«Только не надо быть ханжой, — сказал он себе. — Ханжество — далеко не лучшая человеческая черта, и происходит оно либо от ограниченности, либо от зависти — почему, дескать, кто-то может, а мне нельзя? И потом, это всегда было просто. И сложно тоже было. Это зависит не от эпохи, а от обстоятельств. Мы с ней во многом одинаковы и не нуждаемся в фиговых листках, которыми в так называемом приличном обществе принято маскировать свои намерения. Это нормально. Это нормально даже в том случае, если я герой не ее романа и сегодня она просто решила немного приподнять мой боевой дух перед предстоящей операцией.
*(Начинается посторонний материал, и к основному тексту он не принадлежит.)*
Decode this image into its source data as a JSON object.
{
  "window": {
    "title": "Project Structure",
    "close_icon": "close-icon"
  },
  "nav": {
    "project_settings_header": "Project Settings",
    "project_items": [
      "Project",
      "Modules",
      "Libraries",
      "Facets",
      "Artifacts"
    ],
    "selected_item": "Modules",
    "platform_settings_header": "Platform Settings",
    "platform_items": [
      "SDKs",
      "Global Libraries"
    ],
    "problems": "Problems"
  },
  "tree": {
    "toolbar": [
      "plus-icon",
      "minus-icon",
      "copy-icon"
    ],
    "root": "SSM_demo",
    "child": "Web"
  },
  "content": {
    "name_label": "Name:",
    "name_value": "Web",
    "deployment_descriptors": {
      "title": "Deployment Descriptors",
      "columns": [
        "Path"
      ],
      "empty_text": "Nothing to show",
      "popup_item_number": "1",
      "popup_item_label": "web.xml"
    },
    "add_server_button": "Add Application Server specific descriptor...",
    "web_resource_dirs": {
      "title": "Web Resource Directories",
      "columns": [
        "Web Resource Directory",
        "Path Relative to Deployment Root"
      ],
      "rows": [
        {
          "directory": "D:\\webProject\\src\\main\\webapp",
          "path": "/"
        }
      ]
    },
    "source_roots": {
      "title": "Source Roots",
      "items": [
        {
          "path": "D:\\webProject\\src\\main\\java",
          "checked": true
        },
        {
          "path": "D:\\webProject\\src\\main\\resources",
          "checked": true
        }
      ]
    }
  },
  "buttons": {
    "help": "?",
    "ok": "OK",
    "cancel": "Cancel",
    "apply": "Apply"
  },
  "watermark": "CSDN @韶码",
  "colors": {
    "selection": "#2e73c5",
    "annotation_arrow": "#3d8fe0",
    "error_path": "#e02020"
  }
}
Но это — вряд ли, вряд ли… Почему вряд ли? Да потому, что мне этого не хочется. Уж очень это получается унизительно: любовь по заданию с последующим предоставлением подробного рапорта о ходе выполнения такового. Так и представляю себе Федотова, который читает этот рапорт и прикидывает на карманном калькуляторе эффективность воздействия женских прелестей на изношенную психику некоего военного пенсионера. То есть, Федотов, конечно, на это способен. Если это потребуется для дела, старый хрен прочтет такой вот рапорт или, скажем, просмотрит видеозапись и даже не покраснеет. И я бы не стал его осуждать, только очень уж это противно. Нельзя же вечно подозревать всех на свете.
Не хочу. Надоело.»
Он раздавил сигарету в пепельнице, сходил в прихожую и перенес чемодан Мельника из-под вешалки в кладовку. Совсем выкинуть проклятую штуковину из головы никак не получалось. Потом он пошел на кухню проверить чайник. Чайник уже вскипел. Иларион сполоснул кипятком заварник, насыпал туда заварки, но тут из душа вышла Нина… Словом, вышло так, что чай остался невыпитым.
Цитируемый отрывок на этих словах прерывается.